Now that everyone’s so damn twitchy about all this, Twitch plans to develop new systems and tools, pretty certain that the takedowns are going to keep flooding on in until it agrees licensing deals with much of the music industry. Meanwhile, how can streamers avoid copyright issues? By not using music in their streams. Or, rather, using tracks from a production music library.

Twitch, of course, has its own such library now called Soundtrack By Twitch, so streamers can take tracks from there no problem. Well, except that some music publishers reckon the song rights haven’t been properly licensed for Twitch’s own music library, but that’s another story for another day.

Why doesn’t Amazon just gets its over-sized cheque book out and get some licences from the twitchy labels so that the twitchy twitchers no longer have to worry about any of this shit?

Well, the Twitch blog continues, “we are actively speaking with the major record labels about potential approaches to additional licences that would be appropriate for the Twitch service.
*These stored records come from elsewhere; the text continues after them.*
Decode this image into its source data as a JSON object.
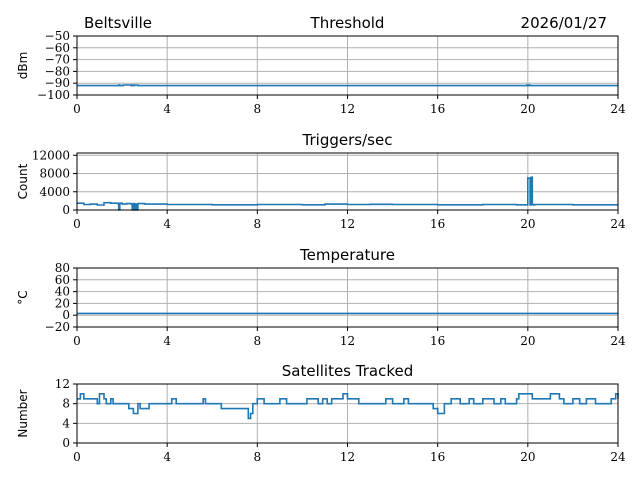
{
  "header": {
    "location": "Beltsville",
    "date": "2026/01/27"
  },
  "colors": {
    "series": "#1f77b4",
    "grid": "#b0b0b0"
  },
  "chart_data": [
    {
      "type": "line",
      "title": "Threshold",
      "ylabel": "dBm",
      "xlim": [
        0,
        24
      ],
      "ylim": [
        -100,
        -50
      ],
      "xticks": [
        0,
        4,
        8,
        12,
        16,
        20,
        24
      ],
      "xtick_labels": [
        "0",
        "4",
        "8",
        "12",
        "16",
        "20",
        "24"
      ],
      "yticks": [
        -100,
        -90,
        -80,
        -70,
        -60,
        -50
      ],
      "ytick_labels": [
        "−100",
        "−90",
        "−80",
        "−70",
        "−60",
        "−50"
      ],
      "grid": true,
      "series": [
        {
          "x": [
            0,
            1.8,
            1.85,
            1.9,
            2.0,
            2.05,
            2.4,
            2.45,
            2.5,
            2.55,
            2.7,
            2.75,
            19.9,
            19.95,
            20.0,
            20.05,
            20.1,
            24
          ],
          "y": [
            -92,
            -92,
            -91.5,
            -92,
            -92,
            -91.5,
            -92,
            -91.5,
            -92,
            -91.5,
            -92,
            -92,
            -92,
            -91.5,
            -92,
            -91.5,
            -92,
            -92
          ]
        }
      ]
    },
    {
      "type": "line",
      "title": "Triggers/sec",
      "ylabel": "Count",
      "xlim": [
        0,
        24
      ],
      "ylim": [
        0,
        12500
      ],
      "xticks": [
        0,
        4,
        8,
        12,
        16,
        20,
        24
      ],
      "xtick_labels": [
        "0",
        "4",
        "8",
        "12",
        "16",
        "20",
        "24"
      ],
      "yticks": [
        0,
        4000,
        8000,
        12000
      ],
      "ytick_labels": [
        "0",
        "4000",
        "8000",
        "12000"
      ],
      "grid": true,
      "series": [
        {
          "x": [
            0,
            0.3,
            0.6,
            0.9,
            1.2,
            1.5,
            1.8,
            1.85,
            1.9,
            2.0,
            2.2,
            2.4,
            2.45,
            2.5,
            2.55,
            2.6,
            2.65,
            2.7,
            3.0,
            4.0,
            6.0,
            8.0,
            10.0,
            11.0,
            12.0,
            13.0,
            14.0,
            16.0,
            18.0,
            19.5,
            19.95,
            20.0,
            20.1,
            20.15,
            20.2,
            20.25,
            20.3,
            22.0,
            24.0
          ],
          "y": [
            1500,
            1200,
            1300,
            1100,
            1600,
            1500,
            1400,
            0,
            1500,
            1300,
            1400,
            1300,
            0,
            1400,
            0,
            1300,
            0,
            1400,
            1300,
            1200,
            1150,
            1200,
            1150,
            1300,
            1200,
            1250,
            1200,
            1150,
            1200,
            1150,
            1100,
            7000,
            1100,
            7200,
            1200,
            1100,
            1200,
            1150,
            1150
          ]
        }
      ]
    },
    {
      "type": "line",
      "title": "Temperature",
      "ylabel": "°C",
      "xlim": [
        0,
        24
      ],
      "ylim": [
        -20,
        80
      ],
      "xticks": [
        0,
        4,
        8,
        12,
        16,
        20,
        24
      ],
      "xtick_labels": [
        "0",
        "4",
        "8",
        "12",
        "16",
        "20",
        "24"
      ],
      "yticks": [
        -20,
        0,
        20,
        40,
        60,
        80
      ],
      "ytick_labels": [
        "−20",
        "0",
        "20",
        "40",
        "60",
        "80"
      ],
      "grid": true,
      "series": [
        {
          "x": [
            0,
            24
          ],
          "y": [
            3,
            3
          ]
        }
      ]
    },
    {
      "type": "line",
      "title": "Satellites Tracked",
      "ylabel": "Number",
      "xlim": [
        0,
        24
      ],
      "ylim": [
        0,
        12
      ],
      "xticks": [
        0,
        4,
        8,
        12,
        16,
        20,
        24
      ],
      "xtick_labels": [
        "0",
        "4",
        "8",
        "12",
        "16",
        "20",
        "24"
      ],
      "yticks": [
        0,
        4,
        8,
        12
      ],
      "ytick_labels": [
        "0",
        "4",
        "8",
        "12"
      ],
      "grid": true,
      "series": [
        {
          "x": [
            0,
            0.15,
            0.3,
            0.9,
            1.0,
            1.2,
            1.3,
            1.5,
            1.6,
            2.3,
            2.5,
            2.7,
            2.8,
            3.2,
            3.3,
            4.2,
            4.4,
            4.6,
            5.0,
            5.2,
            5.6,
            5.7,
            6.0,
            6.2,
            6.4,
            7.0,
            7.6,
            7.7,
            7.8,
            8.0,
            8.3,
            9.0,
            9.3,
            10.0,
            10.2,
            10.7,
            10.9,
            11.1,
            11.3,
            11.8,
            12.0,
            12.5,
            12.7,
            13.0,
            13.3,
            13.7,
            14.0,
            14.5,
            14.7,
            15.0,
            15.3,
            15.6,
            15.8,
            16.0,
            16.3,
            16.6,
            17.0,
            17.4,
            17.6,
            18.0,
            18.5,
            18.8,
            19.0,
            19.5,
            19.6,
            20.2,
            20.4,
            21.0,
            21.4,
            21.6,
            22.0,
            22.3,
            22.6,
            23.0,
            23.3,
            23.7,
            23.9,
            24.0
          ],
          "y": [
            9,
            10,
            9,
            8,
            10,
            9,
            8,
            9,
            8,
            7,
            6,
            8,
            7,
            8,
            8,
            9,
            8,
            8,
            8,
            8,
            9,
            8,
            8,
            8,
            7,
            7,
            5,
            6,
            8,
            9,
            8,
            9,
            8,
            8,
            9,
            8,
            9,
            8,
            9,
            10,
            9,
            8,
            8,
            8,
            8,
            9,
            8,
            9,
            8,
            8,
            8,
            8,
            7,
            6,
            8,
            9,
            8,
            9,
            8,
            9,
            8,
            9,
            8,
            9,
            10,
            9,
            9,
            10,
            9,
            8,
            9,
            8,
            9,
            8,
            8,
            9,
            10,
            9
          ]
        }
      ]
    }
  ]
}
That said, the current constructs for licences that the record labels have with other services (which typically take a cut of revenue from creators for payment to record labels) make less sense for Twitch”.

“The vast majority of our creators don’t have recorded music as a part of their streams, and the revenue implications to creators of such a deal are substantial”, it goes on. “We’re open-minded to new structures that could work for Twitch’s unique service, but we must be clear that they may take some time to materialise or may never happen at all”. Fun times.

Interestingly, the Twitch blog confirms that the takedowns it receives don’t usually relate to music in the soundtrack of any games appearing in livestreams, instead it’s generally other music that may appear in the background of the video.

Though, it adds, “if you’re playing games with recorded music in them, we recommend you review their end user licence agreements to see how the terms cover streaming with that music”. Yeah, that sounds like fun. Happy small print reading all you twitchers out there!